Ahora transportaban a la mujer en una amplia litera, adornada con flores y hojas. Las varas delanteras iban sujetas a la montura de Tormenta, y las de atrás se arrastraban por el suelo cuando el camino lo permitía. Pero con mucha frecuencia encontraban troncos y ramas caídas, y entonces Halloran levantaba la parte de atrás para hacerla pasar por encima de los obstáculos. Halloran no permitía que nadie más se ocupase de realizar este trabajo.

La respiración de Erix era normal, pero no recuperaba la conciencia. Ni siquiera las fuertes medicaciones de Coton habían podido hacer que volviese en sí, que moviese los párpados o pronunciase alguna sílaba.

Durante dos días, continuaron con la marcha a través de la selva, siempre con rumbo norte. Luskag, Daggrande, Jhatli e incluso Lotil intentaron ayudar a Halloran, mientras el joven se esforzaba por sostener la litera en las zonas más difíciles, sin conseguirlo. Hal apretaba los dientes y no les hacía caso, a pesar de que el sudor le escocía en los ojos, y las dificultades se multiplicaban con cada nuevo paso.

Se detenían sólo cuando era noche cerrada, y en una de estas paradas Halloran tomó una decisión.

—Creo que debemos llevarla a Ulatos, en vez de continuar directamente hacia los Rostros Gemelos —dijo, cuando acabaron su cena de venado y fruta, sentados alrededor de una pequeña hoguera.

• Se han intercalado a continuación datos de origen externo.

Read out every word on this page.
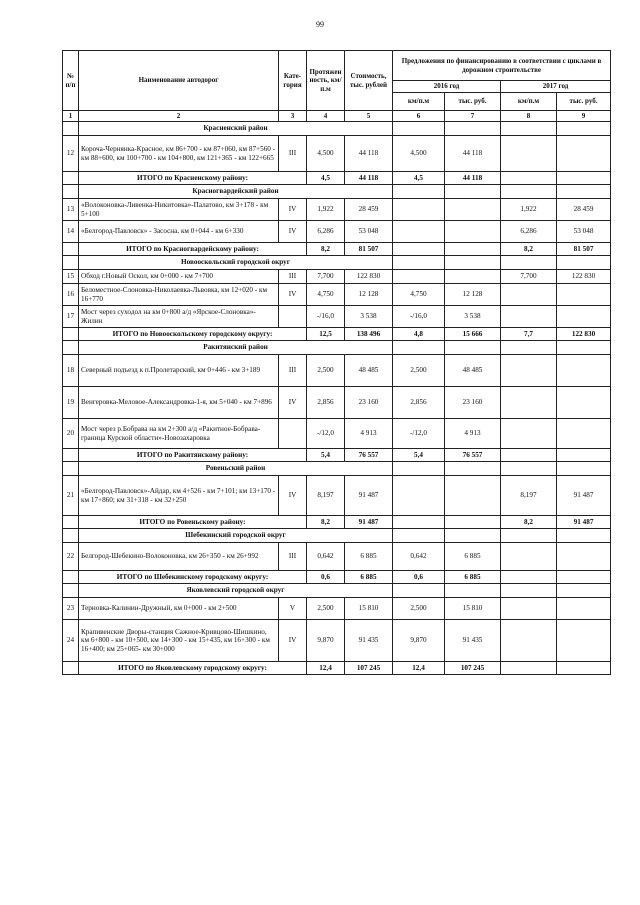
99
№ п/п	Наименование автодорог	Кате-гория	Протяжен ность, км/п.м	Стоимость, тыс. рублей	Предложения по финансированию в соответствии с циклами в дорожном строительстве			
					2016 год		2017 год	
					км/п.м	тыс. руб.	км/п.м	тыс. руб.
1	2	3	4	5	6	7	8	9
	Красненский район							
12	Короча-Чернянка-Красное, км 86+700 - км 87+060, км 87+560 - км 88+600, км 100+700 - км 104+800, км 121+365 - км 122+665	III	4,500	44 118	4,500	44 118		
	ИТОГО по Красненскому району:		4,5	44 118	4,5	44 118		
	Красногвардейский район							
13	«Волоконовка-Ливенка-Никитовка»-Палатово, км 3+178 - км 5+100	IV	1,922	28 459			1,922	28 459
14	«Белгород-Павловск» - Засосна, км 0+044 - км 6+330	IV	6,286	53 048			6,286	53 048
	ИТОГО по Красногвардейскому району:		8,2	81 507			8,2	81 507
	Новооскольский городской округ							
15	Обход г.Новый Оскол, км 0+000 - км 7+700	III	7,700	122 830			7,700	122 830
16	Беломестное-Слоновка-Николаевка-Львовка, км 12+020 - км 16+770	IV	4,750	12 128	4,750	12 128		
17	Мост через суходол на км 0+800 а/д «Ярское-Слоновка»-Жилин		-/16,0	3 538	-/16,0	3 538		
	ИТОГО по Новооскольскому городскому округу:		12,5	138 496	4,8	15 666	7,7	122 830
	Ракитянский район							
18	Северный подъезд к п.Пролетарский, км 0+446 - км 3+189	III	2,500	48 485	2,500	48 485		
19	Венгеровка-Меловое-Александровка-1-я, км 5+040 - км 7+896	IV	2,856	23 160	2,856	23 160		
20	Мост через р.Бобрава на км 2+300 а/д «Ракитное-Бобрава-граница Курской области»-Новозахаровка		-/12,0	4 913	-/12,0	4 913		
	ИТОГО по Ракитянскому району:		5,4	76 557	5,4	76 557		
	Ровеньский район							
21	«Белгород-Павловск»-Айдар, км 4+526 - км 7+101; км 13+170 - км 17+860; км 31+318 - км 32+250	IV	8,197	91 487			8,197	91 487
	ИТОГО по Ровеньскому району:		8,2	91 487			8,2	91 487
	Шебекинский городской округ							
22	Белгород-Шебекино-Волоконовка, км 26+350 - км 26+992	III	0,642	6 885	0,642	6 885		
	ИТОГО по Шебекинскому городскому округу:		0,6	6 885	0,6	6 885		
	Яковлевский городской округ							
23	Терновка-Калинин-Дружный, км 0+000 - км 2+500	V	2,500	15 810	2,500	15 810		
24	Крапивенские Дворы-станция Сажное-Кривцово-Шишкино, км 6+800 - км 10+500, км 14+300 - км 15+435, км 16+300 - км 16+400; км 25+065- км 30+000	IV	9,870	91 435	9,870	91 435		
	ИТОГО по Яковлевскому городскому округу:		12,4	107 245	12,4	107 245		
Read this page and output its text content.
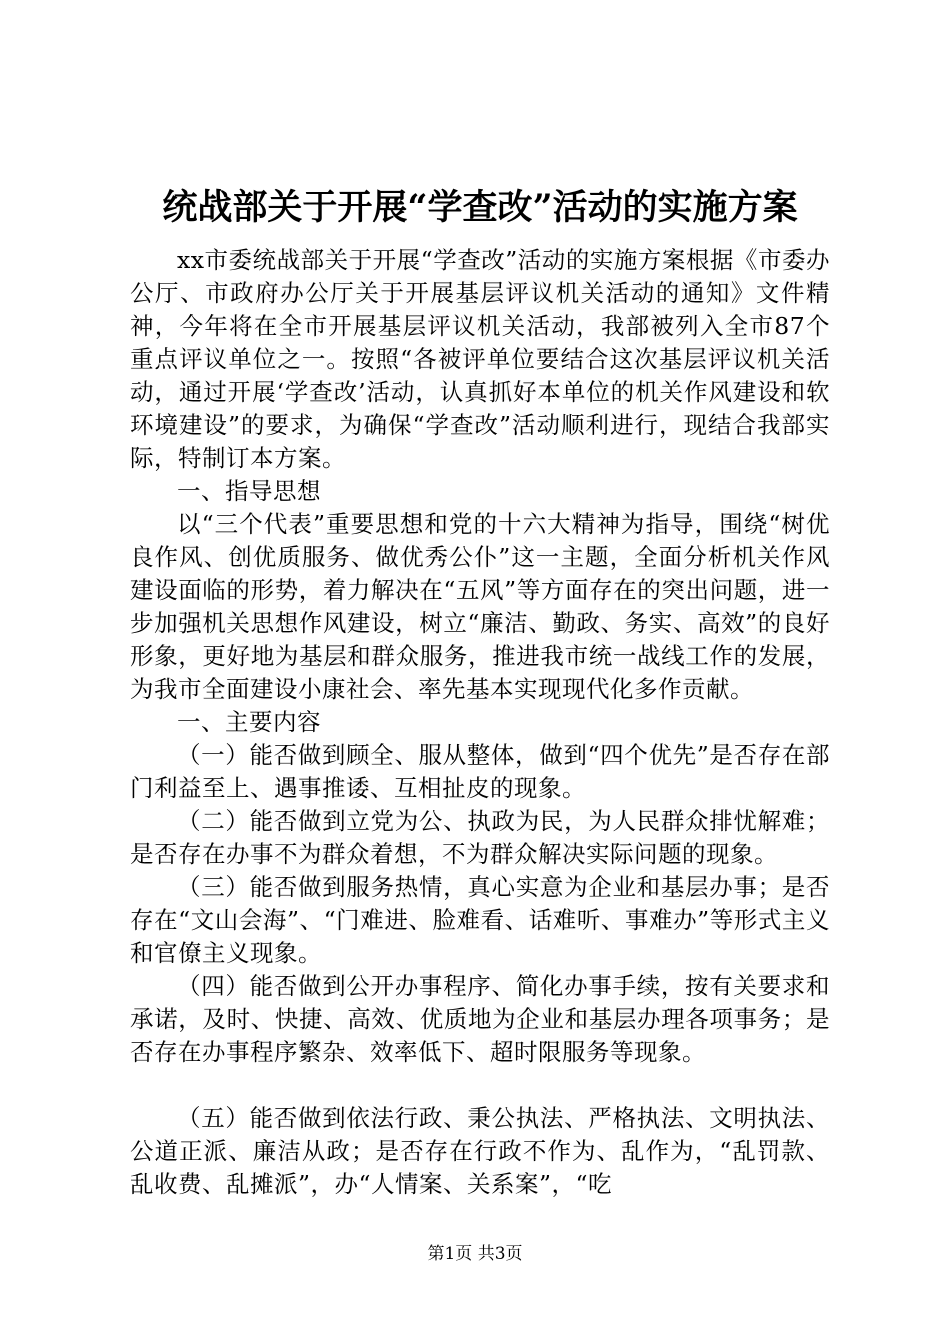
统战部关于开展“学查改”活动的实施方案

xx市委统战部关于开展“学查改”活动的实施方案根据《市委办公厅、市政府办公厅关于开展基层评议机关活动的通知》文件精神，今年将在全市开展基层评议机关活动，我部被列入全市87个重点评议单位之一。按照“各被评单位要结合这次基层评议机关活动，通过开展‘学查改’活动，认真抓好本单位的机关作风建设和软环境建设”的要求，为确保“学查改”活动顺利进行，现结合我部实际，特制订本方案。

一、指导思想

以“三个代表”重要思想和党的十六大精神为指导，围绕“树优良作风、创优质服务、做优秀公仆”这一主题，全面分析机关作风建设面临的形势，着力解决在“五风”等方面存在的突出问题，进一步加强机关思想作风建设，树立“廉洁、勤政、务实、高效”的良好形象，更好地为基层和群众服务，推进我市统一战线工作的发展，为我市全面建设小康社会、率先基本实现现代化多作贡献。

一、主要内容

（一）能否做到顾全、服从整体，做到“四个优先”是否存在部门利益至上、遇事推诿、互相扯皮的现象。

（二）能否做到立党为公、执政为民，为人民群众排忧解难；是否存在办事不为群众着想，不为群众解决实际问题的现象。

（三）能否做到服务热情，真心实意为企业和基层办事；是否存在“文山会海”、“门难进、脸难看、话难听、事难办”等形式主义和官僚主义现象。

（四）能否做到公开办事程序、简化办事手续，按有关要求和承诺，及时、快捷、高效、优质地为企业和基层办理各项事务；是否存在办事程序繁杂、效率低下、超时限服务等现象。

（五）能否做到依法行政、秉公执法、严格执法、文明执法、公道正派、廉洁从政；是否存在行政不作为、乱作为，“乱罚款、乱收费、乱摊派”，办“人情案、关系案”，“吃

第1页 共3页
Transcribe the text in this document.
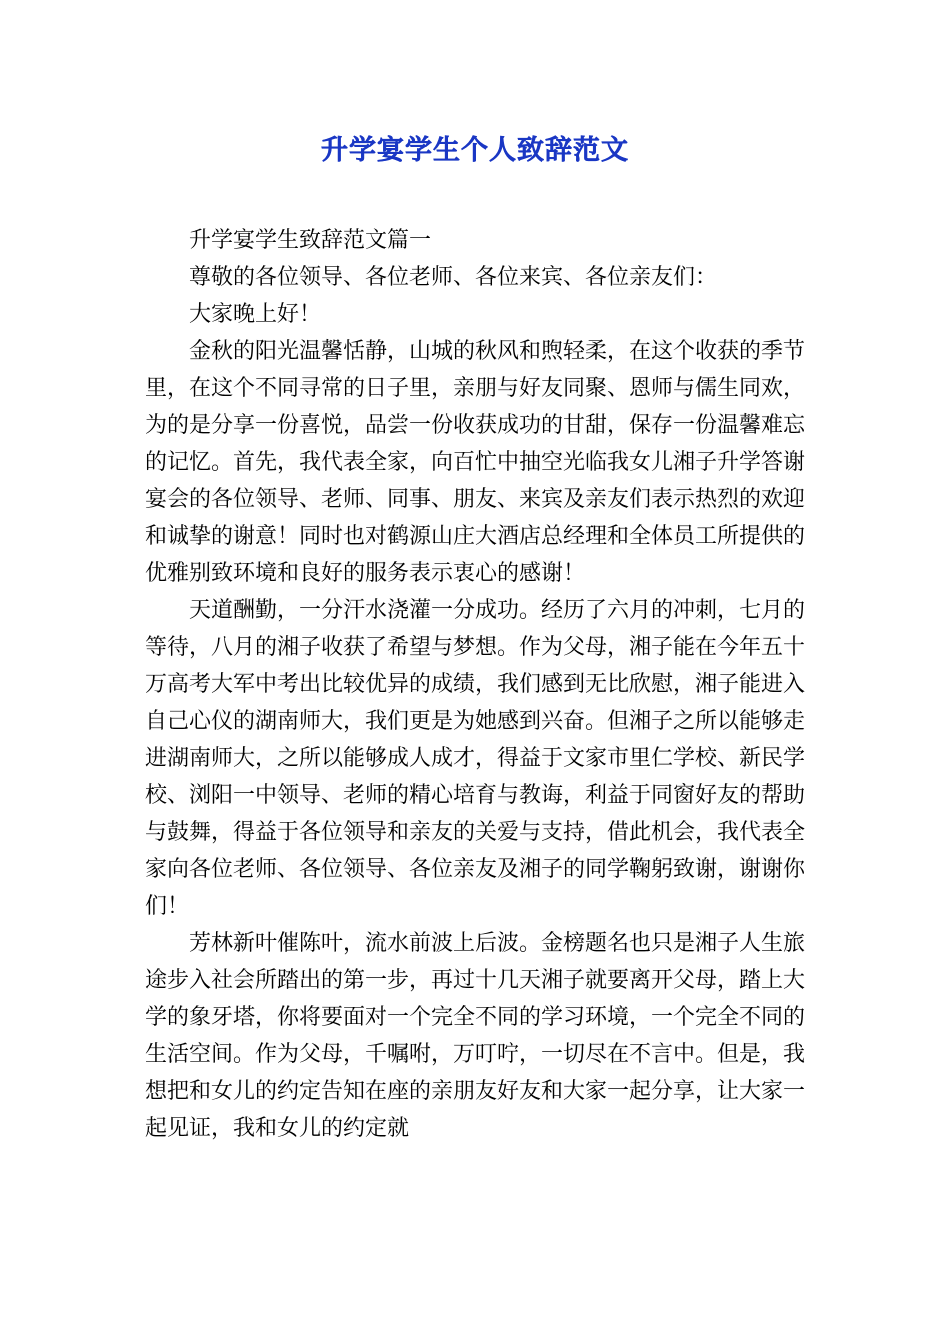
升学宴学生个人致辞范文

升学宴学生致辞范文篇一

尊敬的各位领导、各位老师、各位来宾、各位亲友们：

大家晚上好！

金秋的阳光温馨恬静，山城的秋风和煦轻柔，在这个收获的季节里，在这个不同寻常的日子里，亲朋与好友同聚、恩师与儒生同欢，为的是分享一份喜悦，品尝一份收获成功的甘甜，保存一份温馨难忘的记忆。首先，我代表全家，向百忙中抽空光临我女儿湘子升学答谢宴会的各位领导、老师、同事、朋友、来宾及亲友们表示热烈的欢迎和诚挚的谢意！同时也对鹤源山庄大酒店总经理和全体员工所提供的优雅别致环境和良好的服务表示衷心的感谢！

天道酬勤，一分汗水浇灌一分成功。经历了六月的冲刺，七月的等待，八月的湘子收获了希望与梦想。作为父母，湘子能在今年五十万高考大军中考出比较优异的成绩，我们感到无比欣慰，湘子能进入自己心仪的湖南师大，我们更是为她感到兴奋。但湘子之所以能够走进湖南师大，之所以能够成人成才，得益于文家市里仁学校、新民学校、浏阳一中领导、老师的精心培育与教诲，利益于同窗好友的帮助与鼓舞，得益于各位领导和亲友的关爱与支持，借此机会，我代表全家向各位老师、各位领导、各位亲友及湘子的同学鞠躬致谢，谢谢你们！

芳林新叶催陈叶，流水前波上后波。金榜题名也只是湘子人生旅途步入社会所踏出的第一步，再过十几天湘子就要离开父母，踏上大学的象牙塔，你将要面对一个完全不同的学习环境，一个完全不同的生活空间。作为父母，千嘱咐，万叮咛，一切尽在不言中。但是，我想把和女儿的约定告知在座的亲朋友好友和大家一起分享，让大家一起见证，我和女儿的约定就
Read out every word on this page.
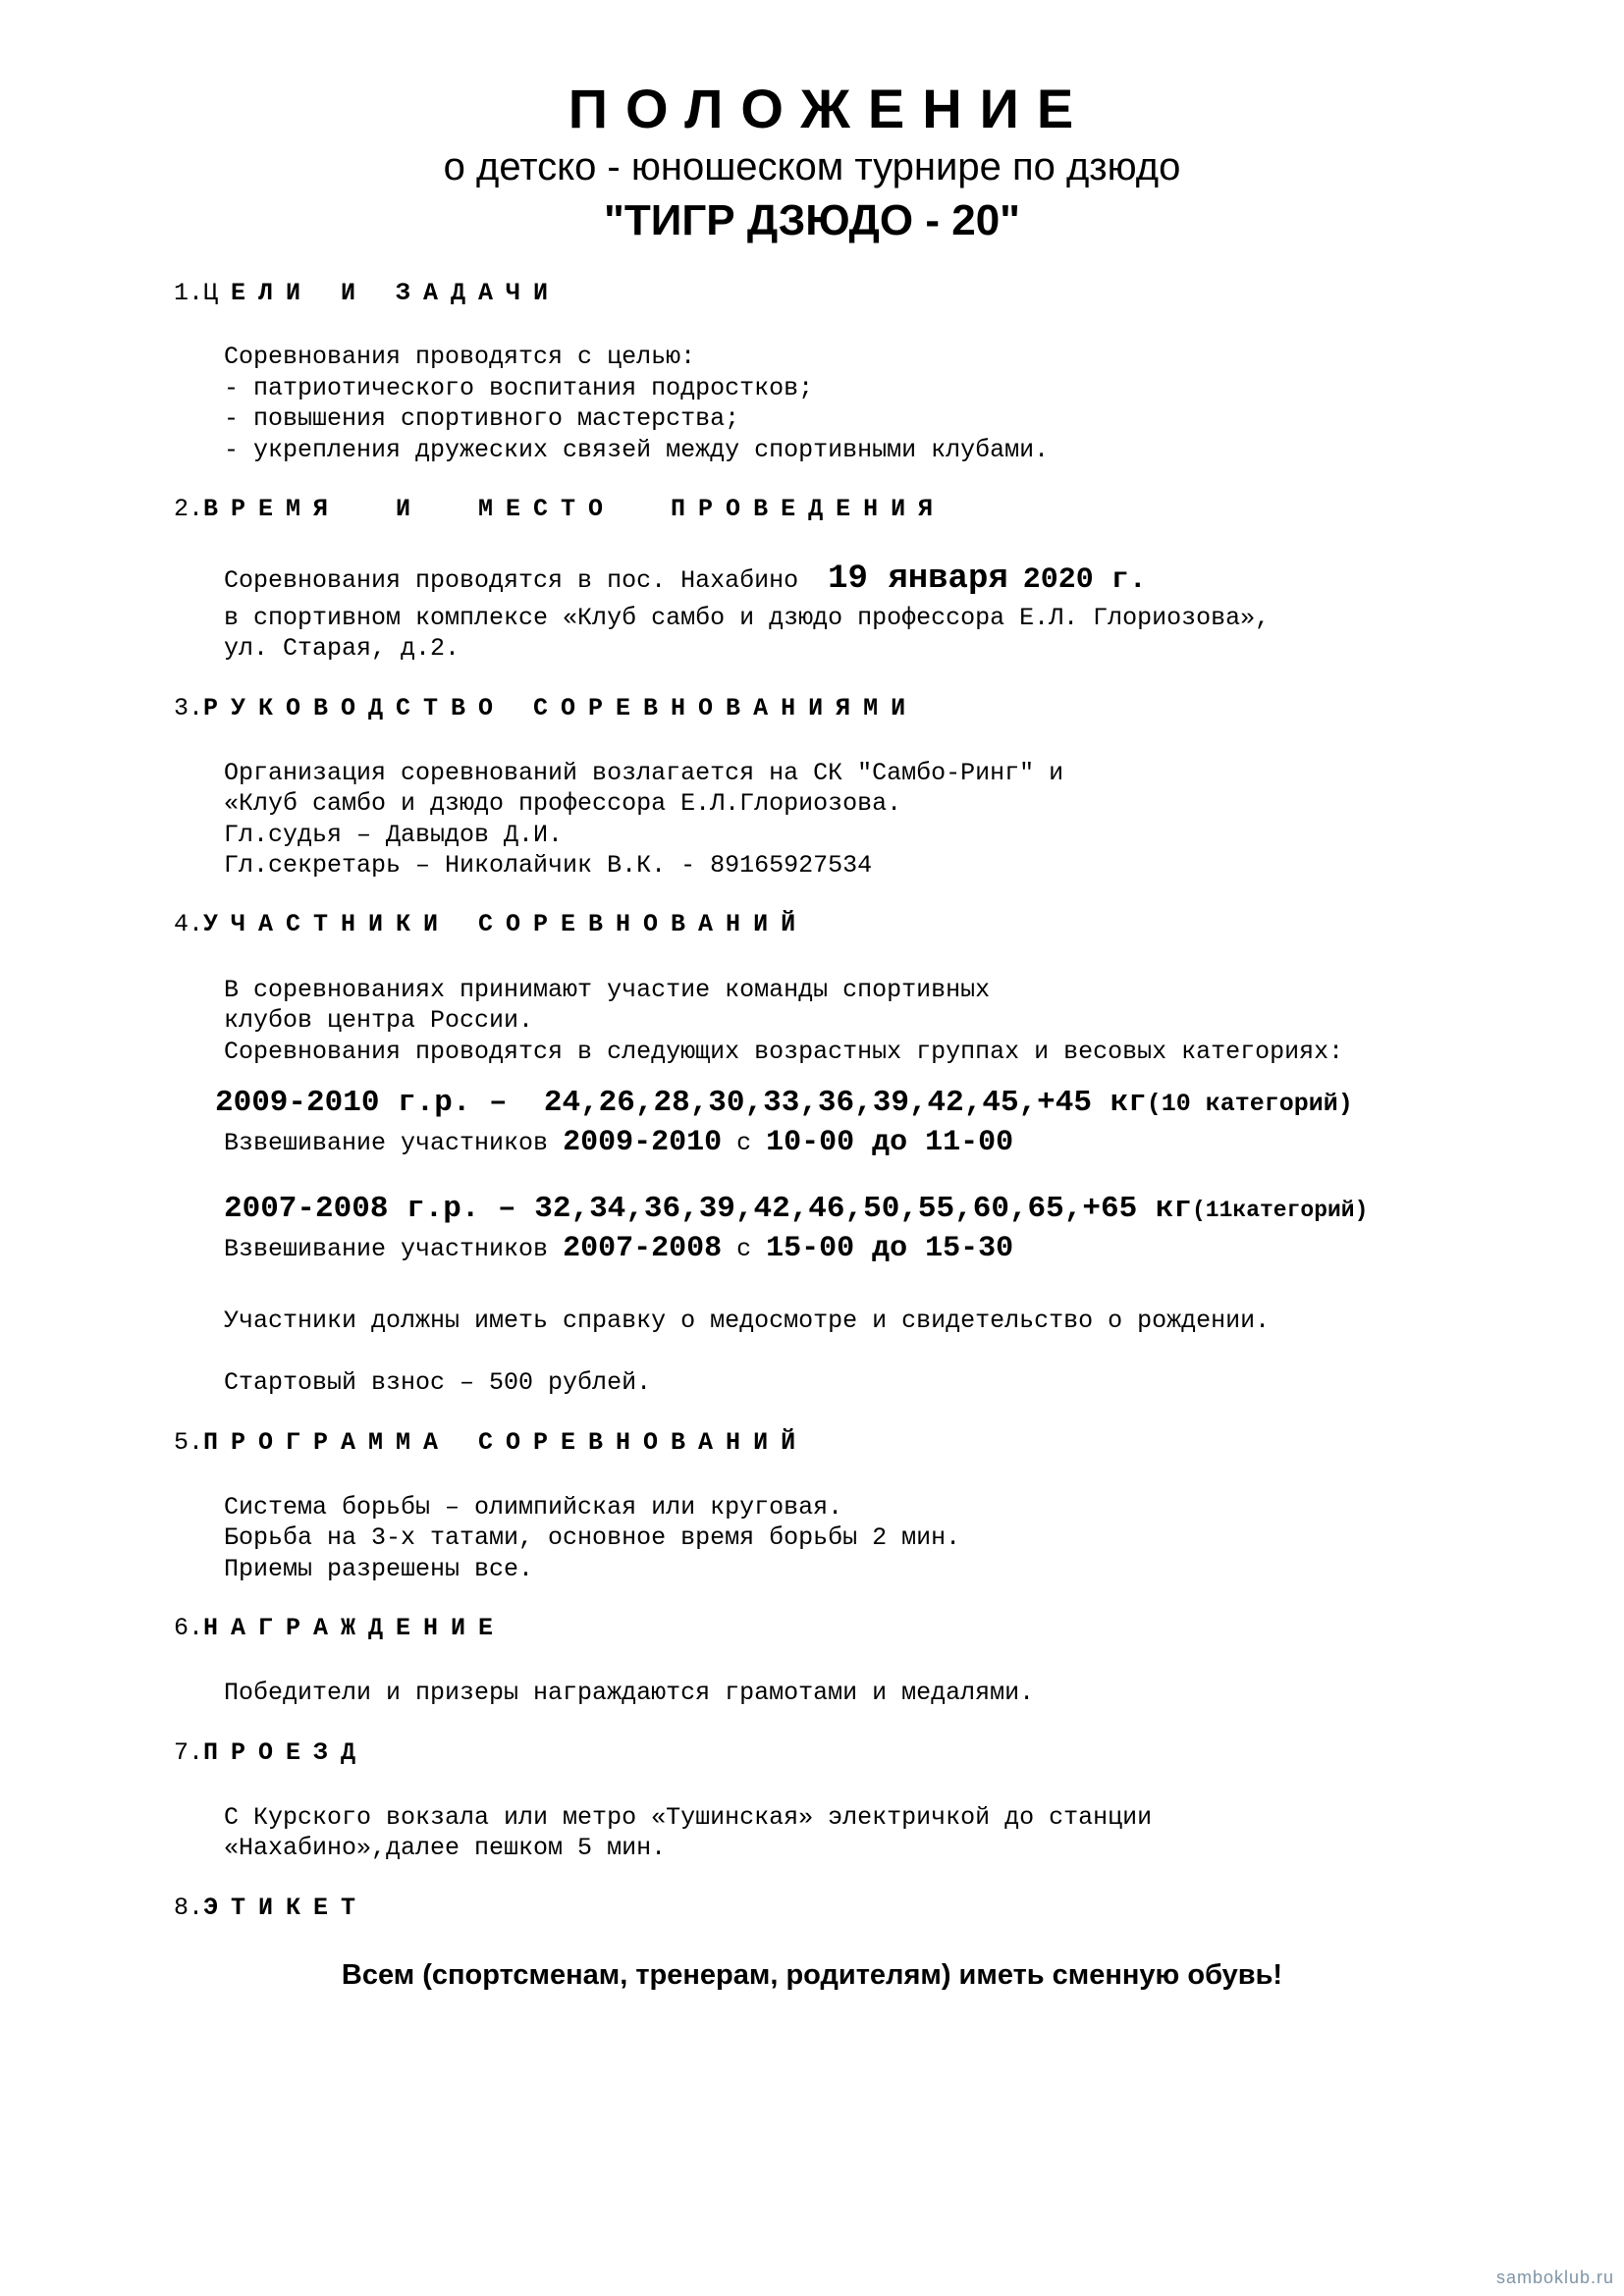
ПОЛОЖЕНИЕ
о детско - юношеском турнире по дзюдо
"ТИГР ДЗЮДО - 20"
1.Ц ЕЛИ И ЗАДАЧИ
Соревнования проводятся с целью:
- патриотического воспитания подростков;
- повышения спортивного мастерства;
- укрепления дружеских связей между спортивными клубами.
2.ВРЕМЯ  И  МЕСТО  ПРОВЕДЕНИЯ
Соревнования проводятся в пос. Нахабино  19 января 2020 г.
в спортивном комплексе «Клуб самбо и дзюдо профессора Е.Л. Глориозова»,
ул. Старая, д.2.
3.РУКОВОДСТВО СОРЕВНОВАНИЯМИ
Организация соревнований возлагается на СК "Самбо-Ринг" и
«Клуб самбо и дзюдо профессора Е.Л.Глориозова.
Гл.судья – Давыдов Д.И.
Гл.секретарь – Николайчик В.К. - 89165927534
4.УЧАСТНИКИ СОРЕВНОВАНИЙ
В соревнованиях принимают участие команды спортивных
клубов центра России.
Соревнования проводятся в следующих возрастных группах и весовых категориях:
2009-2010 г.р. – 24,26,28,30,33,36,39,42,45,+45 кг(10 категорий)
Взвешивание участников 2009-2010 с 10-00 до 11-00
2007-2008 г.р. – 32,34,36,39,42,46,50,55,60,65,+65 кг(11категорий)
Взвешивание участников 2007-2008 с 15-00 до 15-30
Участники должны иметь справку о медосмотре и свидетельство о рождении.
Стартовый взнос – 500 рублей.
5.ПРОГРАММА СОРЕВНОВАНИЙ
Система борьбы – олимпийская или круговая.
Борьба на 3-х татами, основное время борьбы 2 мин.
Приемы разрешены все.
6.НАГРАЖДЕНИЕ
Победители и призеры награждаются грамотами и медалями.
7.ПРОЕЗД
С Курского вокзала или метро «Тушинская» электричкой до станции
«Нахабино»,далее пешком 5 мин.
8.ЭТИКЕТ
Всем (спортсменам, тренерам, родителям) иметь сменную обувь!
samboklub.ru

—¿Por qué? —preguntó Luskag. El enano del desierto estaba profundamente convencido de la visión de Erixitl, y no dudaba que el regreso de Qotal tendría lugar en el acantilado, tal como había anunciado la muchacha.

—Todo indica que es víctima de algún encantamiento. Al menos, en la ciudad podríamos encontrar más clérigos, o quizás un herbolario, que pudieran ayudarla.

Coton, el sacerdote de Qotal, mostró su acuerdo con un cabeceo, mientras Lo til manifestaba su opinión.

—Podemos llevar a mi hija al templo de Qotal en la ciudad —dijo—. Es lógico suponer que encontraremos un alivio para su mal. Creo que es un buen plan.

Uno tras otro, los demás dieron su aprobación. No sabían a qué distancia se encontraba la costa, aunque Gultec calculaba que no faltaba mucho para llegar a Ulatos y a los Rostros Gemelos. Como nativo de esta tierra, sabía que habían dejado atrás hacía tiempo las selvas del Lejano Payit.

En cuanto tomaron la decisión, Halloran dejó a sus compañeros y fue a ver a Erixitl. Su esposa yacía inmóvil en el mullido jergón que le habían preparado. Su pecho se movía rítmicamente al compás de la respiración, y su vientre hinchado parecía tan lleno de vida que Hal casi se convenció de que sencillamente dormía. Apoyó una mano sobre el abdomen, donde había percibido las patadas y los movimientos de su hijo. Ahora, en cambio, no notó ningún movimiento.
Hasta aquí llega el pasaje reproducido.